As a result of these subtleties, BrowserShield must use a series of interposition mechanisms: method wrappers, new invocation syntax, and name resolution management. We justify and describe these mechanisms in the following subsections, organized by our goals for the framework.
Function and Object Method Calls There are two ways to rewrite function or method calls for interposition: callee rewriting or caller rewriting.
In callee rewriting, the original function or method definition is first saved under a different name, and then the original function or method is redefined to allow interception before calling the saved original. We call the redefined function the wrapper. The benefit of callee rewriting is that the rewritten code is localized -- only functions or methods of interest are modified, but not their invocations throughout the code. However, callee rewriting does not work for cases where functions or methods cannot be redefined.

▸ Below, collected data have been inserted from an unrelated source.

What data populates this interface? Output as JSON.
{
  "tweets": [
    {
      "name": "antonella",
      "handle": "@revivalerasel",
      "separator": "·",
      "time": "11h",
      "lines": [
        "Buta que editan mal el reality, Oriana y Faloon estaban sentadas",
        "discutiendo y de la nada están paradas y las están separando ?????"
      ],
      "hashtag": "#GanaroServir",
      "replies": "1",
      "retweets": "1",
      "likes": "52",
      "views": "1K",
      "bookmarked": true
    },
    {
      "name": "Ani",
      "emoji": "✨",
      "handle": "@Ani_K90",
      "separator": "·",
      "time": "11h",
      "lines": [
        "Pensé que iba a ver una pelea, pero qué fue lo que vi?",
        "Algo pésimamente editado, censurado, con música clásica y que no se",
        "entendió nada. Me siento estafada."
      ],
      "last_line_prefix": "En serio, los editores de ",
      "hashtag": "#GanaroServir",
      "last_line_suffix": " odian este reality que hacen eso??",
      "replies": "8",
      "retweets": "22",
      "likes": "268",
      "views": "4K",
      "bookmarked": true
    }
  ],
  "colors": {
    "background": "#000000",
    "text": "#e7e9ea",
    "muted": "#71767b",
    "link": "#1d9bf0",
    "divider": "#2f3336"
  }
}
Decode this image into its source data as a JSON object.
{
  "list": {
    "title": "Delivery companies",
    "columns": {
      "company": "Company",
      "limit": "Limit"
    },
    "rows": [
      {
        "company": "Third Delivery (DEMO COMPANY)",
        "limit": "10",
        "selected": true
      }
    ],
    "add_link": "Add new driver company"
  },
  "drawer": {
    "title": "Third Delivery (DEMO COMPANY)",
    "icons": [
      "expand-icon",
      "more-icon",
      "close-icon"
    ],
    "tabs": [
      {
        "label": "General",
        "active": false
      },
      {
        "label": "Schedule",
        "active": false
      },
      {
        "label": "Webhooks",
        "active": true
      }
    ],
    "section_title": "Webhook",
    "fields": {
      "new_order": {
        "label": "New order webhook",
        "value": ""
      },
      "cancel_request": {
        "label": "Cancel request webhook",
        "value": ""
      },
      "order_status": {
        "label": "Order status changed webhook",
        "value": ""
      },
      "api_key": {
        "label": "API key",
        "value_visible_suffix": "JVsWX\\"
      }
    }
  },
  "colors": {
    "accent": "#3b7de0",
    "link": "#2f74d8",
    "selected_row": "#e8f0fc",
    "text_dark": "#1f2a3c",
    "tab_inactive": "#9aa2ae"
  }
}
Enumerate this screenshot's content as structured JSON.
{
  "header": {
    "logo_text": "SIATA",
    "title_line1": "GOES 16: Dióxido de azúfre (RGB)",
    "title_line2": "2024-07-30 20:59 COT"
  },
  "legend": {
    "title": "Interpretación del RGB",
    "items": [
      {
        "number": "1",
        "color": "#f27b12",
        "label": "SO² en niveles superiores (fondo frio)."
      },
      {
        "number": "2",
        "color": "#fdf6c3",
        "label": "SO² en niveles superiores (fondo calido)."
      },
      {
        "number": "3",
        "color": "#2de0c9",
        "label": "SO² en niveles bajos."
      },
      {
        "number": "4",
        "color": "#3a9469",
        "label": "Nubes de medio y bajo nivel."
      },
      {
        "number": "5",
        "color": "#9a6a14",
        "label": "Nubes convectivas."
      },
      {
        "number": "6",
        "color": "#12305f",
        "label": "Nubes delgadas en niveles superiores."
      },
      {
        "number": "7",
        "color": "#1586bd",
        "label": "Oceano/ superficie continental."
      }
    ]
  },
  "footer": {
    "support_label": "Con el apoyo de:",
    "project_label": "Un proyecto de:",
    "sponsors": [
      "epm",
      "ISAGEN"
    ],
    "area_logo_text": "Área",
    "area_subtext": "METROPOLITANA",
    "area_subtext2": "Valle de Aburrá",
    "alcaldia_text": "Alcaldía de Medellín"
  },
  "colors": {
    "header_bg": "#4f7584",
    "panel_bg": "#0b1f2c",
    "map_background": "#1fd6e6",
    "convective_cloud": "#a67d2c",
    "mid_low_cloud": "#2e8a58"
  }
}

In caller rewriting, the invocation is rewritten to an interposition function without changing the original function's definition. The interposition function looks up the appropriate interposition logic based on the identity of the target function or method. Although caller rewriting causes more pervasive code changes, it can interpose on those functions or methods that cannot be overwritten.
In BrowserShield, we have to use a hybrid of both approaches to accommodate the previously mentioned JavaScript subtleties.
JavaScript contains some native functions that cannot be redefined (e.g., alert), which necessitates caller rewriting. The first row of Table 1 shows how BrowserShield indirectly invokes a function with its list of parameter values by passing it to bshield.invokeFunc(func, paramList), where bshield is a global object that we introduce to contain BrowserShield library code.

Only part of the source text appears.